最初に瞳に飛び込んできたのは、青い光を忙しなく発するブラウン管テレビだった。今時珍しいなと感じるも、今が西暦何年なのかさえ私には分からない。妙に理解が早いのはそういう世界だからだろうか。私は六歳の少女で、人生経験だってきっと少ない。それどころか記憶がないのに直感的に理解できることが多すぎる。
この世界について考察するのはここから無事に出てからにしよう。ブラウン管の前には注意深く見れば少女がいた。その事実はこれと言って驚きではなかったから、特に感動はなかった。
「ここがどこだか分からない?」
同年代の少女なはずだ。それどころか、後ろから見ている限りは容姿がそっくりに見えた。
彼女は振り返る。
「ひっ」
息が漏れるような声を発した彼女のその顔立ちは、予感の通り私にそっくりだった。しかし所々のパーツが違うような気もする。
表情が強張ったその少女は、その青いワンピースには不釣合いな刃物を取り出した。そこでようやく私は、この邸宅の異質さを理解出来たのかも知れない。
「消えろ」
「何なの!? 私はただ……」
「殺してやる」
幸いにも、彼女の足は遅かった。必死で逃げるとすぐに諦めたようだった。
扉を跨ぐ直前に振り返ってみると、彼女はトボトボと置いてある黒電話の方へ向かって行った。何を喋っているのかは分からないが、とにかく逃げよう。

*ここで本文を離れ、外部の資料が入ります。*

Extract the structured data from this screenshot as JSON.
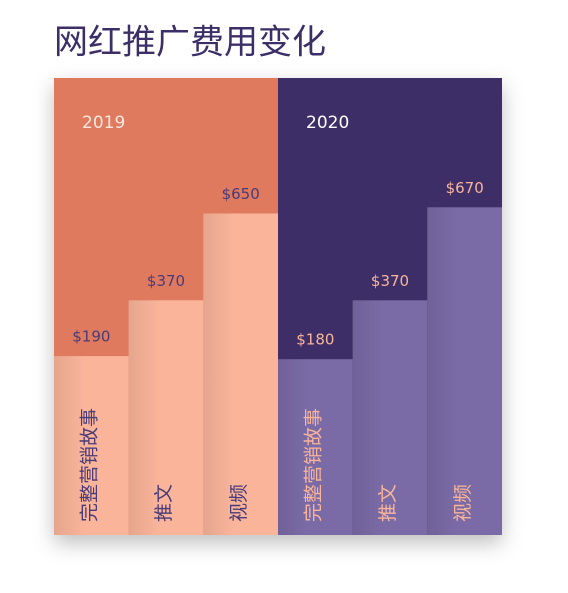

再び黒い廊下へ出ようとしたはずなのだが、どうしてかそこは大きな玄関ホールのような形をしていた。期待を持たずに玄関の戸を開けると、やはりと言うべきかその先にも廊下が広がっているのみであった。そこへ進んでもまた同じことの繰り返しだと思い、一先ずはこのホールを調べてみようと考えた。